The Immersive Art of Yayoi Kusama Returns to Public View at the Dallas Museum of Art

by Nicholas Frank April 30, 2025

On May 7, the Dallas Museum of Art (DMA) reopens its popular Yayoi Kusama infinity room. The whimsically titled All the Eternal Love I Have for the Pumpkins, an immersive, mirrored, and mood-lit space featuring a bevy of the artist’s favored symbol, the pumpkin, covered in her signature polka dots motif. 

The work is constructed from wood, mirror, plastic, and acrylic, with LED lights illuminating its 62 dotted pumpkin forms. However, as an immersive installation, it is designed to transcend physical space and allow a sense of infinite space and repetition to influence perception. 

A photograph inside of a Yayoi Kusama infinity room.

Yayoi Kusama, “All the Eternal Love I Have for the Pumpkins,” wood, mirror, plastic, acrylic, and LED, Dallas Museum of Art, TWO x TWO for AIDS and Art Fund, 2018.12.A–I. © YAYOI KUSAMA. Courtesy Ota Fine Arts, Victoria Miro, and David Zwirner.

The DMA acquired All the Eternal Love I Have for the Pumpkins in 2017 and opened the installation for public viewing that fall, extending the exhibition for two months because of its enduring popularity with museum audiences. As the artwork is returning to view, the DMA has dubbed the occasion Return to Infinity: Yayoi Kusama. The installation will remain on view through January 18, 2026.  

In a press release, Dr. Vivian Li, the DMA’s Lupe Murchison Curator of Contemporary Art, said Ms. Kusama has expanded “the physical and perceptual limits of what art can be. With the first reinstallation of this room in seven years, we look forward to introducing new audiences to the work of this iconic artist and welcoming back visitors who fell in love with the installation when it first went on view.”

Ms. Kusama’s infinity room installations have garnered worldwide popularity, leading to a parade of museums collecting Ms. Kusama’s infinity mirror rooms, including the Museum of Fine Arts, Houston, Crystal Bridges Museum of American Art in Arkansas, The Broad in Los Angeles, the National Gallery of Art in Australia, and the Hirshhorn Museum of Art in Washington D.C., which holds Ms. Kusama’s first, and now iconic, mirror room installation, Infinity Mirror Room — Phalli’s Field (Floor Show) (1965/2017).

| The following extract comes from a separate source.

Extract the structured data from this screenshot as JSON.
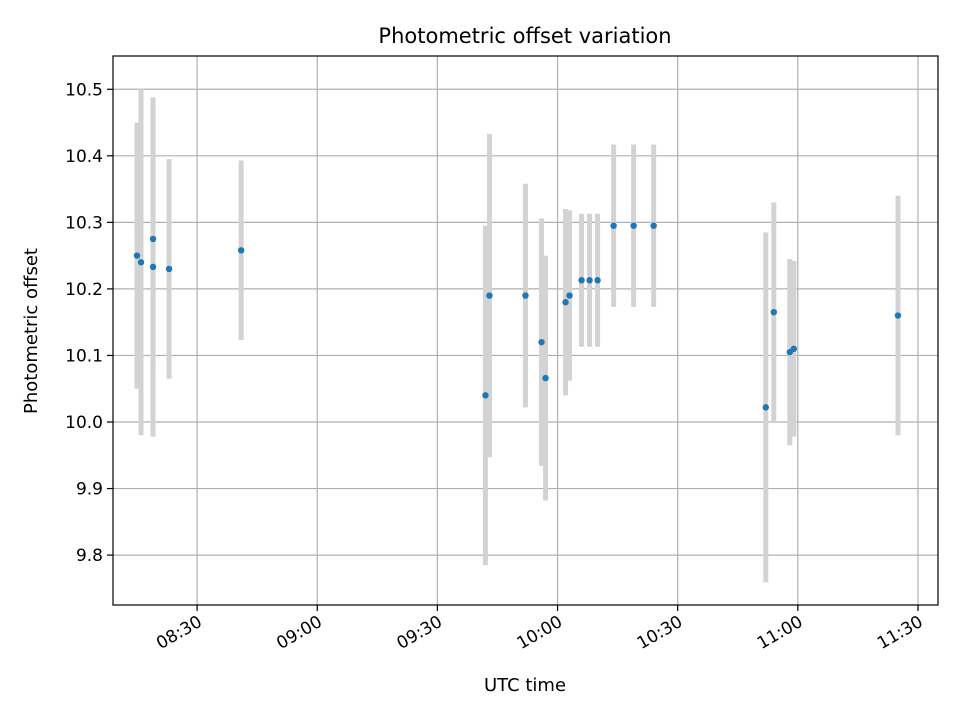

Ms. Li told Glasstire, “Kusama’s pumpkin Infinity Room is one of the most beloved rooms of this iconic series, and her only pumpkin room where visitors can walk in and become truly immersed in an infinite field of pumpkins.  The pumpkin motif first appeared in Kusama’s art in the late 1940s during her youth, and then she re-engaged with it after she returned to Japan from New York in the 1970s when she had to start all over again establishing herself in the Tokyo art world.  Now a world-acclaimed artist, Kusama identifies with the humble, unpretentious pumpkin and joy of living it represents.”

Due to their overwhelming popularity with museum audiences, access to Ms. Kusama’s mirror rooms is strictly limited through advance timed ticket purchase and viewing time allotments. Tickets for DMA members are free, and may be purchased by non-members for $20 each through the museum’s website.